Lovre 9 Jul 2024 21:56 UTC
9 points
0
Correlation (Pearson’s r) is $\approx 0.62$ .
Another way, possibly more intuitive, to state the results is that, for two messages which were generated with respective temperature $t_{1}$ and $t_{2}$ , if $t_{1} > t_{2}$ then the probability of having $p_{1} > p_{2}$ for their respective guesses by GPT-4 is $73 %$ , with guesses being equal counting as satisfying the above inequality $50 %$ of the time. (This “correction” being applied because GPT-4 likes round numbers, and is equivalent to adding $N (0, ε^{2})$ noise to GPT-4′s guesses.) If $t_{1} > t_{2} + 0.3$ , then the probability of $p_{1} > p_{2}$ is $83 %$ .
The reason why I restricted it to $[0.5, 1.5]$ when the available range in OpenAI’s API is $[0, 2]$ , is that
- For temperature $< 0.5$ , all the stories are very similar (to the temperature $0$ story), so GPT-4′s distribution on them ends up being just very similar to what it gives to temperature $0$ story.

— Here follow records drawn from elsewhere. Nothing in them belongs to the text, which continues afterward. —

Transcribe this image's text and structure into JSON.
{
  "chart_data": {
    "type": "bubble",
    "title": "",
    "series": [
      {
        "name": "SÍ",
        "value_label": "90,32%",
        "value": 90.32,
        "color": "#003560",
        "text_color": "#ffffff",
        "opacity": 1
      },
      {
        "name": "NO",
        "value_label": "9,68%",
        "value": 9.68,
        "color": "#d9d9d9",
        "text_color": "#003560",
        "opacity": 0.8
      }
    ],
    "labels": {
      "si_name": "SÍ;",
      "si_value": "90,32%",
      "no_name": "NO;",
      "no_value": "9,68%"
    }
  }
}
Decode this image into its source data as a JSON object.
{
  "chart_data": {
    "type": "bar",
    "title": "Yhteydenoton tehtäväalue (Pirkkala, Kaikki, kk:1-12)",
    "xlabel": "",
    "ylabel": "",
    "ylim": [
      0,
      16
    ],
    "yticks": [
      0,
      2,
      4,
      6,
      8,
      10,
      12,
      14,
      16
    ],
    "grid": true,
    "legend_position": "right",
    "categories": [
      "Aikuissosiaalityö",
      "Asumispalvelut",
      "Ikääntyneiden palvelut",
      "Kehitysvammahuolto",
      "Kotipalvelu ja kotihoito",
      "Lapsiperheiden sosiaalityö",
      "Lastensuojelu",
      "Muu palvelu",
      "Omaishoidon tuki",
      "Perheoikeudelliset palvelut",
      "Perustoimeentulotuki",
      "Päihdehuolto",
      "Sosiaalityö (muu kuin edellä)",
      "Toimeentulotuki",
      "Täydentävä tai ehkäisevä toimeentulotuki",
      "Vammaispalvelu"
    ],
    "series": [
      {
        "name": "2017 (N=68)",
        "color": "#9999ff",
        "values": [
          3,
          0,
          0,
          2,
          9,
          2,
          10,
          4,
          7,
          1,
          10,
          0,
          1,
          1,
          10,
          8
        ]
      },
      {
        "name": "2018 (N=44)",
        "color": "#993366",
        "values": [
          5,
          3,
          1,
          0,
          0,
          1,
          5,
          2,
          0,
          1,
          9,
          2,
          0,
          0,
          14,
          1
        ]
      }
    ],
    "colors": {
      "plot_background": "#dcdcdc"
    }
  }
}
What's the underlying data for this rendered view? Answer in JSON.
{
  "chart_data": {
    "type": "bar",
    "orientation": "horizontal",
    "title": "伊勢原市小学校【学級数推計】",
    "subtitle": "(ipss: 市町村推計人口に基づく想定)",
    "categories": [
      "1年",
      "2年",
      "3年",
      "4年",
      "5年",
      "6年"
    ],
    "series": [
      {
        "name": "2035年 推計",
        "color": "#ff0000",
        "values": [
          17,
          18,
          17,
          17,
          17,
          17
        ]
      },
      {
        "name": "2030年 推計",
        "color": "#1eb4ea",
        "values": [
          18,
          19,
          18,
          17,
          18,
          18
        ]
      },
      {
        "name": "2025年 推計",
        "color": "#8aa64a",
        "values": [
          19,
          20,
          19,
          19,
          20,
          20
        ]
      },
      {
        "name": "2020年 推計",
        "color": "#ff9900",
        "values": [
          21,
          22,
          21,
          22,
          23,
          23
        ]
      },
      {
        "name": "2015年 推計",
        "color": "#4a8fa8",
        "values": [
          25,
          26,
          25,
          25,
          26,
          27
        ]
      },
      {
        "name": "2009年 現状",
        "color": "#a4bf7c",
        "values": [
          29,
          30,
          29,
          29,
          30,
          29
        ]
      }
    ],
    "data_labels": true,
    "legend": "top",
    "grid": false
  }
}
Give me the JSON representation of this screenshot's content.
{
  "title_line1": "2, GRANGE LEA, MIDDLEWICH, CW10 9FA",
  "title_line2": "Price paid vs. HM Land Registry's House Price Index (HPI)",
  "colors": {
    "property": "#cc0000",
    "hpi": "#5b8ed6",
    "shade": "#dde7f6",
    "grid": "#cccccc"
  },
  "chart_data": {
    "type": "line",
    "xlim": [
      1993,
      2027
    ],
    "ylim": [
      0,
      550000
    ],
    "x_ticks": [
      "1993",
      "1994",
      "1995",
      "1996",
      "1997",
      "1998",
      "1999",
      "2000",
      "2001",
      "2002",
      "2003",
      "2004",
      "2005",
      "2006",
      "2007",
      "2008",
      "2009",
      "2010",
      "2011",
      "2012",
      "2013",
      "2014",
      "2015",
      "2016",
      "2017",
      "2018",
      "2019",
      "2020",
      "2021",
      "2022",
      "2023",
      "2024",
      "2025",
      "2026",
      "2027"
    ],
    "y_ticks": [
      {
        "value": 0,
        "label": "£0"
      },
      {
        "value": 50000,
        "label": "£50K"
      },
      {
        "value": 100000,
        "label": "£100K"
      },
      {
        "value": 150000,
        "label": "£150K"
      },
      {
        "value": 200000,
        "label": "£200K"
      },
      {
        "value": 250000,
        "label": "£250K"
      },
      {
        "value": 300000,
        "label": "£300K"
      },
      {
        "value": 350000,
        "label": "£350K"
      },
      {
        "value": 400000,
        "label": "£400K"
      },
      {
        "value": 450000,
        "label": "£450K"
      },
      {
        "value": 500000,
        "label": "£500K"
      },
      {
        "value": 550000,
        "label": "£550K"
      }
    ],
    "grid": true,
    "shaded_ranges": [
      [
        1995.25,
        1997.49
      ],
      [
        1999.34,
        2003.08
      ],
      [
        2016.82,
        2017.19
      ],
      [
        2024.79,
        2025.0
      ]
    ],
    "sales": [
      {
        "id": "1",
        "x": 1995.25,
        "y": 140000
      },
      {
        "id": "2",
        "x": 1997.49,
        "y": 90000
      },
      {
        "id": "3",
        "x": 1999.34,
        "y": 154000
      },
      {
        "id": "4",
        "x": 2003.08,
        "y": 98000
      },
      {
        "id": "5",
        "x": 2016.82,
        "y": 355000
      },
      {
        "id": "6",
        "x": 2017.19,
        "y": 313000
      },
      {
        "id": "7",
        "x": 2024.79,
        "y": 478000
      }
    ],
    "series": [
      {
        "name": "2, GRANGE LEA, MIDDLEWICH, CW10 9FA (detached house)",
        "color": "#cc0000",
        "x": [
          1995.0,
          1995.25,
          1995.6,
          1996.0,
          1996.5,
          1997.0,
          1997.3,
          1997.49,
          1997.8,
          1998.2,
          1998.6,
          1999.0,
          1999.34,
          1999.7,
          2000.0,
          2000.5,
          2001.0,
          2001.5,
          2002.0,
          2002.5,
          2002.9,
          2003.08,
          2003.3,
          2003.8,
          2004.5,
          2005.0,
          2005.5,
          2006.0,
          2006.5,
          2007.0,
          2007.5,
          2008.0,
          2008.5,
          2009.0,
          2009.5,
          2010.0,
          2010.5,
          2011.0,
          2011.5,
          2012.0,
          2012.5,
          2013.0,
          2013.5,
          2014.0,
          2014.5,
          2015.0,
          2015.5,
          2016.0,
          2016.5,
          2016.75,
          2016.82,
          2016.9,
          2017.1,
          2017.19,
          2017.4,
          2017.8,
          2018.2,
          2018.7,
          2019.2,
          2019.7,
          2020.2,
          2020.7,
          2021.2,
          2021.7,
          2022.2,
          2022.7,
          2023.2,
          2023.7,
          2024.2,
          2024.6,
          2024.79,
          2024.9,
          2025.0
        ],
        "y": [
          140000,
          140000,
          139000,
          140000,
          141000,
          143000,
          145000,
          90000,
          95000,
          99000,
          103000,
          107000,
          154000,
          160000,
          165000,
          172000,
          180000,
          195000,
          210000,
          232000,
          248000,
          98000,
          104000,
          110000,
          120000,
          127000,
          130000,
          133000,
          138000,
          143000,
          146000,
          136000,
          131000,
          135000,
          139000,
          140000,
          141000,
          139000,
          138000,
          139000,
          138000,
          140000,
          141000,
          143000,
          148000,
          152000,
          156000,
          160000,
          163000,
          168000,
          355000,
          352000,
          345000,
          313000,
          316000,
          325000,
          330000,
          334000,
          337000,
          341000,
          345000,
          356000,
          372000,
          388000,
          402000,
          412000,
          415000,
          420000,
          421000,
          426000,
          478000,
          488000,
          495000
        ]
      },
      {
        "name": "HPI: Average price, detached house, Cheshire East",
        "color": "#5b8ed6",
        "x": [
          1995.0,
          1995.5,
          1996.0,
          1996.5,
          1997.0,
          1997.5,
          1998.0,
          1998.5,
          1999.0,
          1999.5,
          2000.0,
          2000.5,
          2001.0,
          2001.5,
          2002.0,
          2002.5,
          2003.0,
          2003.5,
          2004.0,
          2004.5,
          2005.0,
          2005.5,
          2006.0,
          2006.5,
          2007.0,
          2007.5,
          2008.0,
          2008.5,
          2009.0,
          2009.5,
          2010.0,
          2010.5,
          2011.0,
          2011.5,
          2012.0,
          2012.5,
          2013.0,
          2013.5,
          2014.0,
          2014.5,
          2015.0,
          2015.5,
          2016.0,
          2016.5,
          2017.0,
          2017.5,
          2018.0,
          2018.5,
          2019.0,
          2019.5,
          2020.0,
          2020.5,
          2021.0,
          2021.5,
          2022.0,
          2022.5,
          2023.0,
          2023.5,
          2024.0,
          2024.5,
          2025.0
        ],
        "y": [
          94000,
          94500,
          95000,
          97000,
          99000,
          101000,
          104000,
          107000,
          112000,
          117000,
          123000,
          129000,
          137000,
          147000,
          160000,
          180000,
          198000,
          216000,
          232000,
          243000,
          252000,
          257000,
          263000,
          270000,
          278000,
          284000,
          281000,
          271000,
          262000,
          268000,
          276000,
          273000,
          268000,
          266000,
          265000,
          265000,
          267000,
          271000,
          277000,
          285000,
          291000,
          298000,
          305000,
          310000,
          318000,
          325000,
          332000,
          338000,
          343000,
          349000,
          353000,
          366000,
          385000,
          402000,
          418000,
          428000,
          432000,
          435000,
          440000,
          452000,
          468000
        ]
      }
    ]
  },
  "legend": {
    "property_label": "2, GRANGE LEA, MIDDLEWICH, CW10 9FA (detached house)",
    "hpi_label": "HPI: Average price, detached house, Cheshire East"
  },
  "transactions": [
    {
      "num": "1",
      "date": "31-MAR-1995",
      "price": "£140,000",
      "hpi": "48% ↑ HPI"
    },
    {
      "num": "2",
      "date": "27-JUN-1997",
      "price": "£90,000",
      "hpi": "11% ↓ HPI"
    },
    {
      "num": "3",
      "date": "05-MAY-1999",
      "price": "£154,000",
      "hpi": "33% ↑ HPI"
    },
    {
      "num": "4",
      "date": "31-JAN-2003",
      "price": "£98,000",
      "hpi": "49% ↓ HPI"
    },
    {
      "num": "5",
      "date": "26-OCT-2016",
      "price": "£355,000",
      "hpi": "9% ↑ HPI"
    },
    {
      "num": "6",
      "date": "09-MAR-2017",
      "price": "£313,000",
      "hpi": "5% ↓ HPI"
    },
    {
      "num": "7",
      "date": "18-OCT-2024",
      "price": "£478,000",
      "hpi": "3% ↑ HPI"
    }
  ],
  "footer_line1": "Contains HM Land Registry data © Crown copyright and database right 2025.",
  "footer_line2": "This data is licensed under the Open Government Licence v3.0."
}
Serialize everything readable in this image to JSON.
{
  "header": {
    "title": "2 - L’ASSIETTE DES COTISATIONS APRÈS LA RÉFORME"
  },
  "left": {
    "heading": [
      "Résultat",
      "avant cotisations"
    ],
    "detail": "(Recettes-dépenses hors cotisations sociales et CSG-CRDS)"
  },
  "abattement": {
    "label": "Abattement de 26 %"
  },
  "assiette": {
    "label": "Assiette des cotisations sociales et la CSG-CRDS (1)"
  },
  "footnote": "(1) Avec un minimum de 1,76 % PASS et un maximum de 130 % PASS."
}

- For temperature $> 1.5$ , GPT-4 (at least the gpt-4-0613 checkpoint) loses coherence really, really often and fast, really falls off the cliff at those temperatures. For example, here’s a first example I just got for the prompt Write me a story. with temperature $= 1.6$ :
  Once upon a time, in Eruanna; a charming grand country circled by glistening rivers and crowned with cloudy landscapes lain somewhere heavenly up high. It was often quite concealed aboard the waves rolled flora thicket ascended canodia montre jack clamoring Hardy Riding Ridian Mountains blown by winsome whipping winds softened jejuner rattling waters DateTime reflecting among tillings hot science tall dawn funnel articulation ado schemes enchant belly enormous multiposer disse crown slightly eightraw cour correctamente reference held Captain Vincent Caleb ancestors 错 javafx mang ha stout unten bloke ext mejong iy proof elect tend 내 continuity africa city aggressive cav him inherit practice detailing conception(assert);errorMessage batchSize presets Bangalore backbone clean contempor caring NY thick opting titfilm russ comicus inning losses fencing Roisset without enc mascul ф){// sonic AK
So stories generated with temperature $< 0.5$ are in a sense too hard to recognize as such, and those with temperature $> 1.5$ are in a sense too easy, which is why I left out both.
If I were doing this anew, I think I would scrap the numerical prediction and instead query the model on pairs of stories, and ask it to guess which of the two was generated with higher temperature. That would be cleaner and more natural, and would allow one to compute pure accuracy.
- gwern 11 Jul 2024 1:50 UTC
  5 points
  1
  Parent
  I was surprised there was any signal here because of the “flattened logits” mode collapse effect where ChatGPT-4 loses calibration and diversity after the RLHF tuning compared to GPT-4-base, but I guess if you’re going all the way up to 1.5, that restores some range and something to measure.
- Owain_Evans 10 Jul 2024 17:55 UTC
  3 points
  0
  Parent
  Thanks for the breakdown! The idea for using pairs makes sense.